Nationaal Park De Duinen van Texel bestaat uit jonge en oude kalkrijke duinen die ontstaan zijn voor de ijstijd. Door het samenspel van mens en natuur heeft het landschap zich ontwikkeld tot natte duinvalleien tussen droge duinen, bossen, heidevelden, kwelders en een uitgestrekte strandvlakte. In 2002 kregen de Duinen van Texel de status Nationaal Park en kan de rijke flora en fauna zich in alle rust verder ontwikkelen.
De bijzondere natuur van Texel herbergt meer dan 400 verschillende soorten vogels en als kroonjuweel heeft Texel de grootste lepelaarskolonie van Nederland.
Voor het ontstaan van Texel moeten we tienduizend tot tachtigduizend jaar teruggaan in de tijd.In het begin was de Noordzee droog en één grote zandbak. Het zand van toen is vandaag het belangrijkste ingrediënt van de duinen in Texel.
De ijstijd heeft veel invloed gehad op de vorming van de Nederlandse landschappen. De schuivende ijsmassa schoof zand voor zich uit dat zich later zou ontwikkelen tot kleine heuvels, zoals de duinen in Texel. Na het smelten van de ijsmassa ging de zeespiegel omhoog en bleef het vooruitgeschoven zand als een stuwwal over. De stroming van de nieuwe zee (Noordzee) zorgde ervoor dat het voormalige zand tot kleine heuvels werd gevormd. In de loop der tijd begonnen er planten op de heuvels te groeien,waardoor de wind geen kans meer maakte om het zand te doen stuiven. De duinen begonnen meer en meer aan elkaar vast te groeien. Door de jaren heen bleef de duinen zich vormen onder invloed van de zee en wind.

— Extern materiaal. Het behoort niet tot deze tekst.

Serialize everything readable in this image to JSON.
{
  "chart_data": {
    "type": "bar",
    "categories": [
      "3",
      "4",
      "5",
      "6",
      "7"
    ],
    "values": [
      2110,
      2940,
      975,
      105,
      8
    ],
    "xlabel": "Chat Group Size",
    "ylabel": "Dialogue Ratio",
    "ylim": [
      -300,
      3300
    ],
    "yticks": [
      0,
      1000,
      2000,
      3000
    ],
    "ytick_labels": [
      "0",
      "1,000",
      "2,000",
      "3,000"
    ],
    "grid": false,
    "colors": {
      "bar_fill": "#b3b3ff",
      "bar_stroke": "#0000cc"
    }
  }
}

Ook de mens heeft grote invloed gehad op de vorming van de duinen. Als bescherming tegen de zee werden er stuifdijken aangelegd. Het verlies van stranden door bedijking leverde weer gebieden op waar de natuur zijn kans greep. De resultaten van de bedijking zijn vandaag de dag nog te zien in gebieden als De Muy, De Slufter, De Mokbaai, de Horsmeertjes en de Kreeftepolder. Er werden bossen en duinweiden aangelegd. Dit leverde allemaal een grote variatie op, op de kleine oppervlakte van Texel.
Het afwisselende landschap van Texel geeft onderdak aan vele planten en dieren. Het 4300 hectare grote Nationaal Park De Duinen van Texel ligt aan de westkant van Texel, met de strandvlakte in het zuiden en noorden van het eiland. Om de bijzondere natuur in haar waarde te houden en te beschermen zijn sommige terreinen rustgebieden geworden voor dieren. Dankzij deze maatregel heeft Texel de grootste kolonie van lepelaars in Nederland.
Het Nationaal Park bestaat uit de volgende deelgebieden:
|
De variatie in landschappen op Texel trekt typische planten aan. De factoren vocht, kalkgehalte, zout, zonlicht en wind zorgen hiervoor. Op de jonge kalkrijke en voedselarme duinen zijn planten als helmgras te vinden. Meer landinwaarts zijn de terreinen kalkarm en voedselrijker. Hier groeien heidesoorten en soms duinroosjes. In de vochtige duinvalleien zijn eerder planten als waternavel, watermunt, het zeldzame parnassia en orchideeën te vinden.
Naast de natuurbescherming is er ook veel te doen in het Nationaal Park. Veel gebieden zijn goed toegankelijk gemaakt door natuurbeschermers als Staatsbosbeheer en Natuurmonumenten. Natuurliefhebbers kunnen wandelen en fietsen op de uitgestrekte stranden en de slingerende wandelpaden door de duinvalleien.